[submitted via Professor Ebringer 05 September, 2013. Patient diagnosed with "Pre-AS" and hopes to never advance to radiographic changes, characteristic of AS.]

Ms. Innica Halsey writes:

In 1998, I had an episode of sciatica with pains going down my left thigh. A “magnetic resonance imaging” (MRI) test showed a slipped disc which was then treated by physiotherapy.

Some six years ago, in 2000, aged 27 years, I worked as a Secretary in the Department of Rheumatology at the Middlesex Hospital in London. Occasionally I had to type some of the letters Professor Ebringer was sending to doctors about their patients who were attending his “Ankylosing Spondylitis (AS) Research Clinic”.

After I had typed several letters about the AS patients, it struck me they had similar complaints and symptoms that I had suffered from for several years.

They all seemed to have backaches, morning muscle stiffness and some relief after exercise. I had suffered from similar symptoms from the age of 15 years but they were never severe enough to go to a doctor, apart from the episode of sciatica.

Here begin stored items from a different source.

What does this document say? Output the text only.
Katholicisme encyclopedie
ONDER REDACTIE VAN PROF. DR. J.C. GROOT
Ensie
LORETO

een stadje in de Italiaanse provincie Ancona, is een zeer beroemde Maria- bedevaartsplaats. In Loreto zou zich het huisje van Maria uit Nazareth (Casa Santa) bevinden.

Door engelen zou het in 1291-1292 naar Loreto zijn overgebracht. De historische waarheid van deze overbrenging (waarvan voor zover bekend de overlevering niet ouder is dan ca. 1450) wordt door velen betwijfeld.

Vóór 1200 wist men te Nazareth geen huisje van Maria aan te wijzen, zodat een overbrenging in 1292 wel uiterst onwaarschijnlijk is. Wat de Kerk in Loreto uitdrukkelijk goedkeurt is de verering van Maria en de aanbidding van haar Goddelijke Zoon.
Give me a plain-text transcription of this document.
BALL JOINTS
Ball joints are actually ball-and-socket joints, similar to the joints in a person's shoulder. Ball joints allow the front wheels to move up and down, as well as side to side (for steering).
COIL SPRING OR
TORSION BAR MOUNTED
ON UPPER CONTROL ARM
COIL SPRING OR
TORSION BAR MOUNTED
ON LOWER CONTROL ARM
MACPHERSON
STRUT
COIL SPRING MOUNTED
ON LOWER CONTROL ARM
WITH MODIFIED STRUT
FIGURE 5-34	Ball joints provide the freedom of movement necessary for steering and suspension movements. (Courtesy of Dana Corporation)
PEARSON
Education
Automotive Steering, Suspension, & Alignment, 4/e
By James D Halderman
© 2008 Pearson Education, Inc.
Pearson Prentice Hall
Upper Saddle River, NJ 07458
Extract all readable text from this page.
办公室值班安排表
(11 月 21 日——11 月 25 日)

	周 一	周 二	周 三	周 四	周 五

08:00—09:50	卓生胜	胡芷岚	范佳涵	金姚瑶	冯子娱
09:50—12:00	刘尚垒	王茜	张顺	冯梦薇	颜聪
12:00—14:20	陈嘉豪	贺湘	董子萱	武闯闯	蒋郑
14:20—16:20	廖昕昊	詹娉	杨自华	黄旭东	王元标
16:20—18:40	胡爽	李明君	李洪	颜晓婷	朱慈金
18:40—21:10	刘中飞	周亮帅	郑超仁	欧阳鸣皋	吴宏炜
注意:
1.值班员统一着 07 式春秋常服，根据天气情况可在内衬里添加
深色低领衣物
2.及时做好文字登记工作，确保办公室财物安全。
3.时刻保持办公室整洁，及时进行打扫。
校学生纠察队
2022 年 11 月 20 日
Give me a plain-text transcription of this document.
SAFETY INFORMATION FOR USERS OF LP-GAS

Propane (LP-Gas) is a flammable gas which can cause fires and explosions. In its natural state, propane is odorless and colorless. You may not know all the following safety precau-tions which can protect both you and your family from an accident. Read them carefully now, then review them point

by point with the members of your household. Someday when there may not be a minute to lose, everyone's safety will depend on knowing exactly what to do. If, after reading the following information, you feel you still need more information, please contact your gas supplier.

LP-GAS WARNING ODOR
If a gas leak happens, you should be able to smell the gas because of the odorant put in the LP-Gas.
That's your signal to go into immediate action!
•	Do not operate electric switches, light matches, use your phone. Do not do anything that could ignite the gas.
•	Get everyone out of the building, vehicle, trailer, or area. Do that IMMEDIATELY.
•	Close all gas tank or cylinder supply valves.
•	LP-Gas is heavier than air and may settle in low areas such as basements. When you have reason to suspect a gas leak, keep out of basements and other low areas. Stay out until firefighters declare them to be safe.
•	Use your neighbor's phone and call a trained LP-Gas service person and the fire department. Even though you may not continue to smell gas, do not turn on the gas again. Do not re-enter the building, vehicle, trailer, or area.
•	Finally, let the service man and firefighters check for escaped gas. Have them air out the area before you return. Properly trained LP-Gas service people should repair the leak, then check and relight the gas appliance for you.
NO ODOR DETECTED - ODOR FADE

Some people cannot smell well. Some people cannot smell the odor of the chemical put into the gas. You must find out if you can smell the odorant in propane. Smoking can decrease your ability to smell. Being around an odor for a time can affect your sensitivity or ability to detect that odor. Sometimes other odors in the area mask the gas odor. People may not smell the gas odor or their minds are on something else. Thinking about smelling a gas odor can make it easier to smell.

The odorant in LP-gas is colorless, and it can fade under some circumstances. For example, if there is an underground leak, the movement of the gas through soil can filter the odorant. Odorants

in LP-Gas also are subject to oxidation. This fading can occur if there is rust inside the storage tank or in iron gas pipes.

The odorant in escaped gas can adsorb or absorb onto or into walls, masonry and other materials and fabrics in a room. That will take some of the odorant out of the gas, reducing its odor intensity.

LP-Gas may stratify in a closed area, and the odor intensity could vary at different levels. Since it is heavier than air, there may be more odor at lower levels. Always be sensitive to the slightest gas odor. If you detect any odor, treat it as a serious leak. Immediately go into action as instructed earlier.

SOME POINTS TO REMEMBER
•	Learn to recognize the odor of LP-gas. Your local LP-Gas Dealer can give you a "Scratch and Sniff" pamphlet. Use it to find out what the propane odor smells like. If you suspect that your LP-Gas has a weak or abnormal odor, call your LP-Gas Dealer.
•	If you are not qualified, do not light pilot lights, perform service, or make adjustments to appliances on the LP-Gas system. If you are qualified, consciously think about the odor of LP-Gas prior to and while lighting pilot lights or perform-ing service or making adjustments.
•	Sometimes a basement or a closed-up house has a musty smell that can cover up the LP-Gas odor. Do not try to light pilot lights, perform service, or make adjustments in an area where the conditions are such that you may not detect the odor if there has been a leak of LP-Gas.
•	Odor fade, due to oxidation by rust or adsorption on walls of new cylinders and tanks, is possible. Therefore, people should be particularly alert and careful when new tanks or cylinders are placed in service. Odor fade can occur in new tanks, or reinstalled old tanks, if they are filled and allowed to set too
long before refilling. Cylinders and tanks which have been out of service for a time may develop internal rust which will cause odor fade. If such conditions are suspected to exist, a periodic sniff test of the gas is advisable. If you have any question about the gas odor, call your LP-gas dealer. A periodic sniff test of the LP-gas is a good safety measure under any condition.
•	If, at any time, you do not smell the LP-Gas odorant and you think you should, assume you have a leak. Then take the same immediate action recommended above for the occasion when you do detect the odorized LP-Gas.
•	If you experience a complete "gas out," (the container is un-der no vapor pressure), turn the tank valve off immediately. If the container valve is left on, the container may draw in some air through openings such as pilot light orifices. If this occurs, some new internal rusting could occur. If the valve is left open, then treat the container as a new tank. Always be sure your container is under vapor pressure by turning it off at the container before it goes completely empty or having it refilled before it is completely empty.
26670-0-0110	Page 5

I dismissed the symptoms as due to stress or overwork and occasionally took some pain relieving tablets such as aspirin.

I mentioned my symptoms to Professor Ebringer and he agreed that the clinical presentation resembled what he had observed in some of his AS patients.

He organised a blood test for me and it showed that I was HLA-B27 POSITIVE. He provided me with a sheet describing the “London AS Low Starch Diet”. I drastically reduced my intake of pasta, of which I was particularly fond of and also consumed less bread and potatoes.

To my surprise, my backache eased and eventually disappeared. The morning muscle stiffness became less prominent and generally I felt better. Nowadays, I eat what I like, but if the backache comes back I reduce my intake of starch.

I think I can control my condition by careful attention to what I eat and exercise. I certainly do not want to become an AS patient.